Pero es una simplificación, además, porque reduce la complejidad de ese fenómeno a apenas uno de sus varios elementos: los rasgos psicológicos y éticos de las personas implicadas en él, sus motivaciones y sus calidades humanas.
El primer paso para una comprensión adecuada de este fenómeno sería entonces admitir que posee, en efecto, un componente psicológico y ético, pero que no se circunscribe a —ni está determinado por— ese único aspecto. Si renunciamos a la descalificación fácil de las personas e intentamos definir qué otras dimensiones tiene este fenómeno, advertiremos, también de inmediato, su evidente dimensión política.
Esa segunda dimensión es, sin duda, la más notable, aunque también la más difícil de abordar. No solo por la diversidad de actores cubanos y foráneos que se involucran, con intereses, fuerza, sistemas de ideas que llegan a veces a ser antagónicos, y que son por lo general apasionados y combativos; sino además porque en sí misma esta dimensión política es compleja, e incluye aspectos económicos, jurídicos, ideológicos, etcétera, que no deberían ser desestimados en su propia complejidad.

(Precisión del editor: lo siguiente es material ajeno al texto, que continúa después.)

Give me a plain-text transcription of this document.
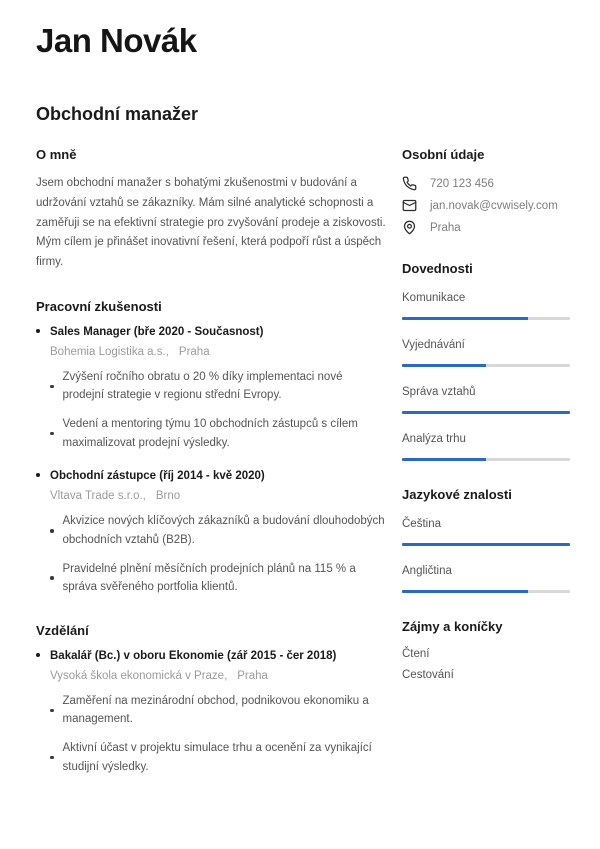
Jan Novák
Obchodní manažer
O mně
Jsem obchodní manažer s bohatými zkušenostmi v budování a udržování vztahů se zákazníky. Mám silné analytické schopnosti a zaměřuji se na efektivní strategie pro zvyšování prodeje a ziskovosti. Mým cílem je přinášet inovativní řešení, která podpoří růst a úspěch firmy.
Pracovní zkušenosti
Sales Manager (bře 2020 - Současnost)
Bohemia Logistika a.s., Praha
Zvýšení ročního obratu o 20 % díky implementaci nové prodejní strategie v regionu střední Evropy.
Vedení a mentoring týmu 10 obchodních zástupců s cílem maximalizovat prodejní výsledky.
Obchodní zástupce (říj 2014 - kvě 2020)
Vltava Trade s.r.o., Brno
Akvizice nových klíčových zákazníků a budování dlouhodobých obchodních vztahů (B2B).
Pravidelné plnění měsíčních prodejních plánů na 115 % a správa svěřeného portfolia klientů.
Vzdělání
Bakalář (Bc.) v oboru Ekonomie (zář 2015 - čer 2018)
Vysoká škola ekonomická v Praze, Praha
Zaměření na mezinárodní obchod, podnikovou ekonomiku a management.
Aktivní účast v projektu simulace trhu a ocenění za vynikající studijní výsledky.
Osobní údaje
720 123 456
jan.novak@cvwisely.com
Praha
Dovednosti
Komunikace
Vyjednávání
Správa vztahů
Analýza trhu
Jazykové znalosti
Čeština
Angličtina
Zájmy a koníčky
Čtení
Cestování
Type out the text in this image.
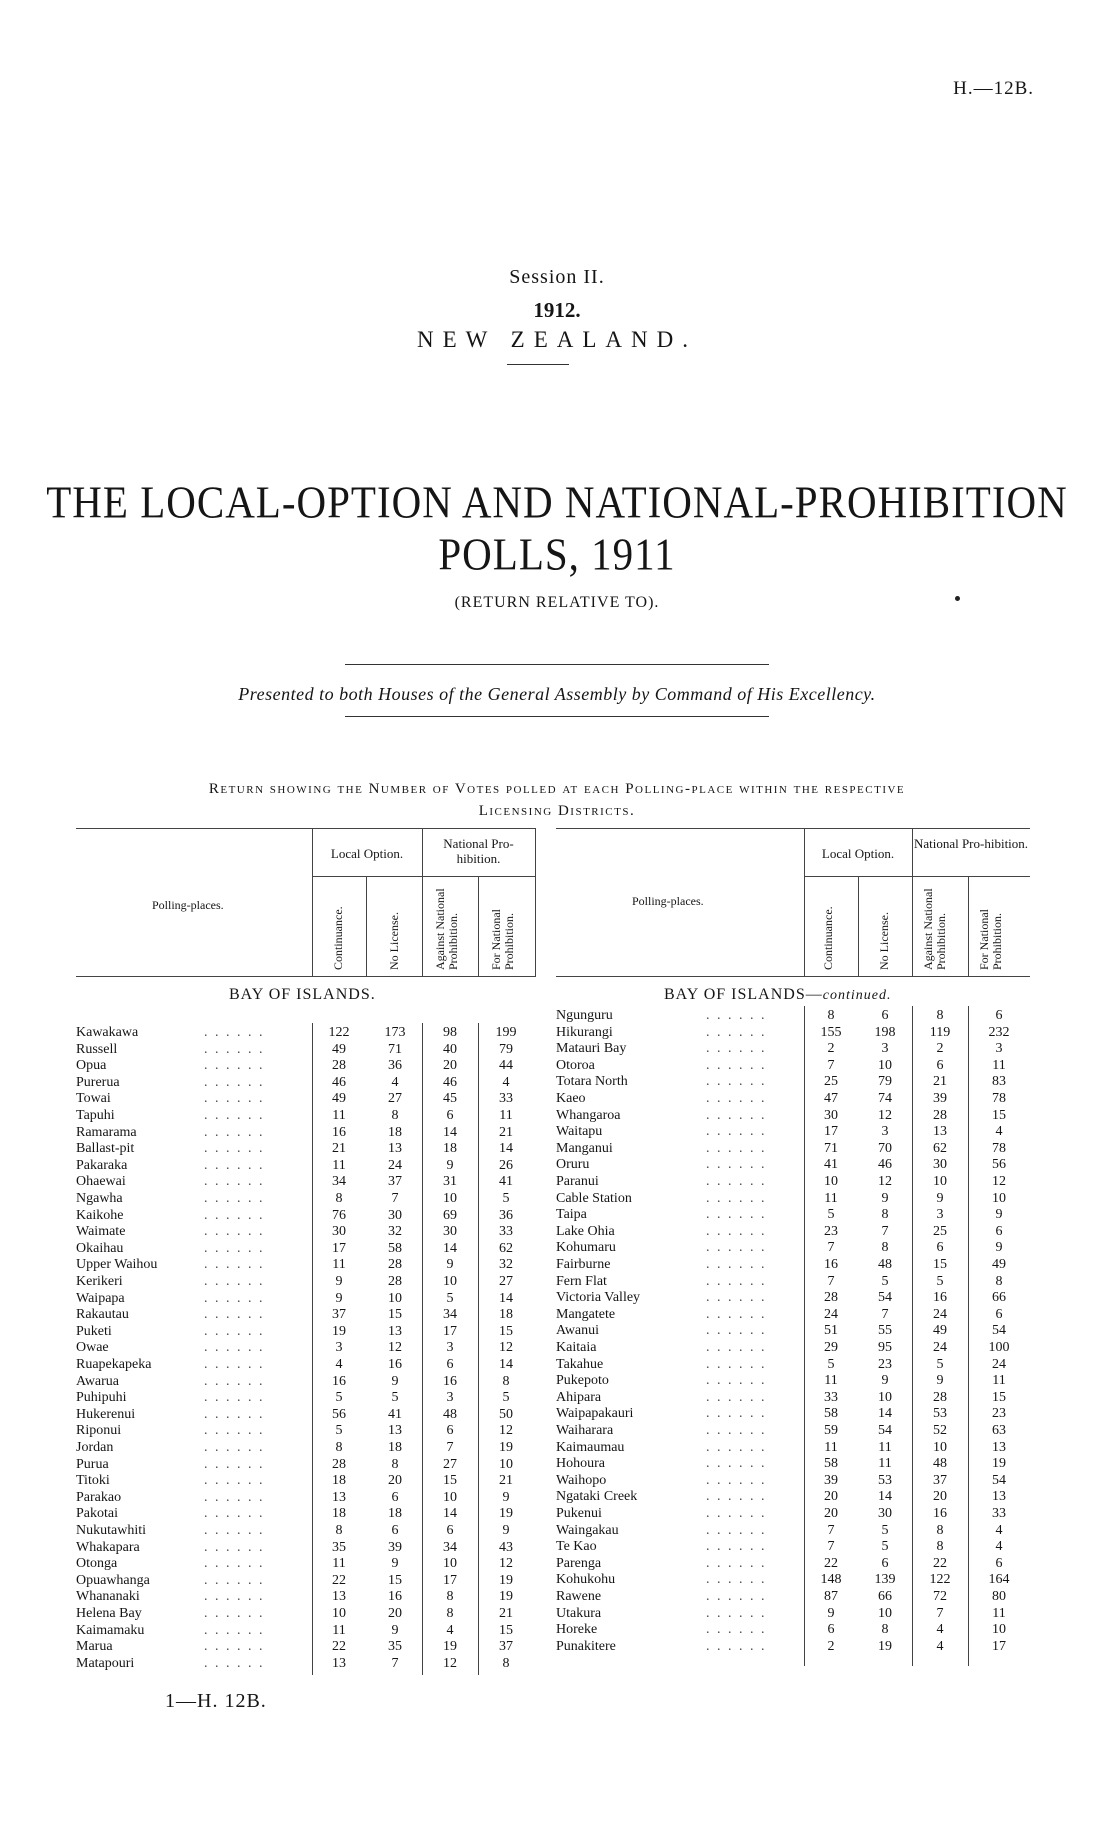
H.—12B.
Session II.
1912.
NEW ZEALAND.
THE LOCAL-OPTION AND NATIONAL-PROHIBITION
POLLS, 1911
(RETURN RELATIVE TO).
Presented to both Houses of the General Assembly by Command of His Excellency.
Return showing the Number of Votes polled at each Polling-place within the respective
Licensing Districts.
Local Option.
National Pro-hibition.
Polling-places.
Continuance.	No License.	Against National Prohibition. For National Prohibition.
BAY OF ISLANDS.
Kawakawa	. . . . . .	122	173	98	199
Russell	. . . . . .	49	71	40	79
Opua	. . . . . .	28	36	20	44
Purerua	. . . . . .	46	4	46	4
Towai	. . . . . .	49	27	45	33
Tapuhi	. . . . . .	11	8	6	11
Ramarama	. . . . . .	16	18	14	21
Ballast-pit	. . . . . .	21	13	18	14
Pakaraka	. . . . . .	11	24	9	26
Ohaewai	. . . . . .	34	37	31	41
Ngawha	. . . . . .	8	7	10	5
Kaikohe	. . . . . .	76	30	69	36
Waimate	. . . . . .	30	32	30	33
Okaihau	. . . . . .	17	58	14	62
Upper Waihou	. . . . . .	11	28	9	32
Kerikeri	. . . . . .	9	28	10	27
Waipapa	. . . . . .	9	10	5	14
Rakautau	. . . . . .	37	15	34	18
Puketi	. . . . . .	19	13	17	15
Owae	. . . . . .	3	12	3	12
Ruapekapeka	. . . . . .	4	16	6	14
Awarua	. . . . . .	16	9	16	8
Puhipuhi	. . . . . .	5	5	3	5
Hukerenui	. . . . . .	56	41	48	50
Riponui	. . . . . .	5	13	6	12
Jordan	. . . . . .	8	18	7	19
Purua	. . . . . .	28	8	27	10
Titoki	. . . . . .	18	20	15	21
Parakao	. . . . . .	13	6	10	9
Pakotai	. . . . . .	18	18	14	19
Nukutawhiti	. . . . . .	8	6	6	9
Whakapara	. . . . . .	35	39	34	43
Otonga	. . . . . .	11	9	10	12
Opuawhanga	. . . . . .	22	15	17	19
Whananaki	. . . . . .	13	16	8	19
Helena Bay	. . . . . .	10	20	8	21
Kaimamaku	. . . . . .	11	9	4	15
Marua	. . . . . .	22	35	19	37
Matapouri	. . . . . .	13	7	12	8
Local Option.
National Pro-hibition.
Polling-places.
Continuance.	No License.	Against National Prohibition. For National Prohibition.
BAY OF ISLANDS—continued.
Ngunguru	. . . . . .	8	6	8	6
Hikurangi	. . . . . .	155	198	119	232
Matauri Bay	. . . . . .	2	3	2	3
Otoroa	. . . . . .	7	10	6	11
Totara North	. . . . . .	25	79	21	83
Kaeo	. . . . . .	47	74	39	78
Whangaroa	. . . . . .	30	12	28	15
Waitapu	. . . . . .	17	3	13	4
Manganui	. . . . . .	71	70	62	78
Oruru	. . . . . .	41	46	30	56
Paranui	. . . . . .	10	12	10	12
Cable Station	. . . . . .	11	9	9	10
Taipa	. . . . . .	5	8	3	9
Lake Ohia	. . . . . .	23	7	25	6
Kohumaru	. . . . . .	7	8	6	9
Fairburne	. . . . . .	16	48	15	49
Fern Flat	. . . . . .	7	5	5	8
Victoria Valley	. . . . . .	28	54	16	66
Mangatete	. . . . . .	24	7	24	6
Awanui	. . . . . .	51	55	49	54
Kaitaia	. . . . . .	29	95	24	100
Takahue	. . . . . .	5	23	5	24
Pukepoto	. . . . . .	11	9	9	11
Ahipara	. . . . . .	33	10	28	15
Waipapakauri	. . . . . .	58	14	53	23
Waiharara	. . . . . .	59	54	52	63
Kaimaumau	. . . . . .	11	11	10	13
Hohoura	. . . . . .	58	11	48	19
Waihopo	. . . . . .	39	53	37	54
Ngataki Creek	. . . . . .	20	14	20	13
Pukenui	. . . . . .	20	30	16	33
Waingakau	. . . . . .	7	5	8	4
Te Kao	. . . . . .	7	5	8	4
Parenga	. . . . . .	22	6	22	6
Kohukohu	. . . . . .	148	139	122	164
Rawene	. . . . . .	87	66	72	80
Utakura	. . . . . .	9	10	7	11
Horeke	. . . . . .	6	8	4	10
Punakitere	. . . . . .	2	19	4	17
1—H. 12B.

Imbricada en estas dos primeras dimensiones está además la dimensión cultural del fenómeno, una dimensión que no se reduce a lo que solemos entender como cultura artística, pues contiene en sí, entre otras, la ineludible y tan espinosa cuestión de los medios, de la creación, difusión y recepción de contenidos; el espejo —y a veces también el sustituto— de “la realidad”. Una dimensión que incluye también lo educativo, la formación de aptitudes en las personas para que estas puedan interactuar exitosamente con ese abrumador mundo contemporáneo, henchido de atavismos e innovaciones científicas, de frivolidades, prejuicios, sinsentidos, y sorprendentes verdades, y verosímiles engaños… Una dimensión que es aún más compleja que la dimensión política, en tanto lo cultural abarca con total legitimidad la cultura política, las políticas culturales y la crítica, es decir, los límites de lo que se nos autoriza a decir o hacer y de lo que somos capaces de imaginar o construir.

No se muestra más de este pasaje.